If you’re legally married, you will have to use a “married” filing status for 2013 when you file your Federal return. Find out how this will affect your tax bill and see if there are actions you can take before December 31st to save money.
Many same-sex couples are about to discover first-hand the “marriage penalty” written into the tax code. You may find that you’re no longer able to make a tax-deductible IRA contribution because your combined household income is over the limit. Or, you may discover that your deductions for active rental losses are significantly less than what they were last year. In past years, some couples were able to take losses of $25,000 on each partners return for a grand total of $50,000 of losses. This year under the best circumstances, they will only be able to take $25,000 and in some cases due to income limitations they may not be able to take any of these losses on the current year return and instead the losses will add to their passive loss carryovers. These are only a few examples of how marriage impacts a tax return.
There are many phase out limits you may bump up against with in your combined return that one of you, or both of you, didn’t encounter before.
On the other hand, if your income levels are different — maybe one of you has no income at all — then you may benefit by paying a lower tax rate on more of your joint income than the single wage earner could in 2012. Other married rates and limits can help a couple if they have unequal incomes.
For some couples filing as married will be a big deal. Find out now. Contact a CPA to see if you’d benefit from a tax projection. Or, if you do your own taxes, recalculate your 2012 return as “married” for a rough idea of the changes you’ll see in 2013.
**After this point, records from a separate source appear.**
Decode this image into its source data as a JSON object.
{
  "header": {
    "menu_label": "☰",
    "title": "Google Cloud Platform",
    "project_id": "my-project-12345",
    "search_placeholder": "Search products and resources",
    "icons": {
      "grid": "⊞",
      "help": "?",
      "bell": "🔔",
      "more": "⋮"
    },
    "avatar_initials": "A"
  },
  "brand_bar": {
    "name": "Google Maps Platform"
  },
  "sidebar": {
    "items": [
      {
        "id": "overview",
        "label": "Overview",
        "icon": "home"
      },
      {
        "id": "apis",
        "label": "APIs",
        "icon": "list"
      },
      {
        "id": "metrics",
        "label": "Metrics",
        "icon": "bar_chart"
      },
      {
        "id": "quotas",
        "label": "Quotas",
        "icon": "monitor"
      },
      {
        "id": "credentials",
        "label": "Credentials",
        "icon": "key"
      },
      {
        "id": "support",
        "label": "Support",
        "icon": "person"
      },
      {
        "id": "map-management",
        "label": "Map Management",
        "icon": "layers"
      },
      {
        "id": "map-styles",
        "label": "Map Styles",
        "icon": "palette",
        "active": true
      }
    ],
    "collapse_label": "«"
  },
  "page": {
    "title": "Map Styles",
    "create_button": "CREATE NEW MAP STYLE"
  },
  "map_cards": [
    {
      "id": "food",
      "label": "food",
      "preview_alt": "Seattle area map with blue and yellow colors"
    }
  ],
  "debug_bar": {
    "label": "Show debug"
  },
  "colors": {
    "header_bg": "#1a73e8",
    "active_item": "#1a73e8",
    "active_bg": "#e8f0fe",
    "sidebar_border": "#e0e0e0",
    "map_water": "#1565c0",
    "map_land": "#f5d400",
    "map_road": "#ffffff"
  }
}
Finally, if you’re a same-sex couple considering marriage, do the same review. If you’re envisioning only a small, simple wedding to secure your legal rights, you may decide to get married sooner, in 2013, to receive a break on your taxes. Or, if you discover that you’ll be paying more in taxes after you’re married, you may decide to postpone the nuptials until at least January 1st so you can enjoy the filing single status one more time.
Like so many issues in the complex tax situation we have, there is no universal answer to whether you’ll pay more or less as a married couple. But, a Fall examination of your taxes could make a big difference next Spring.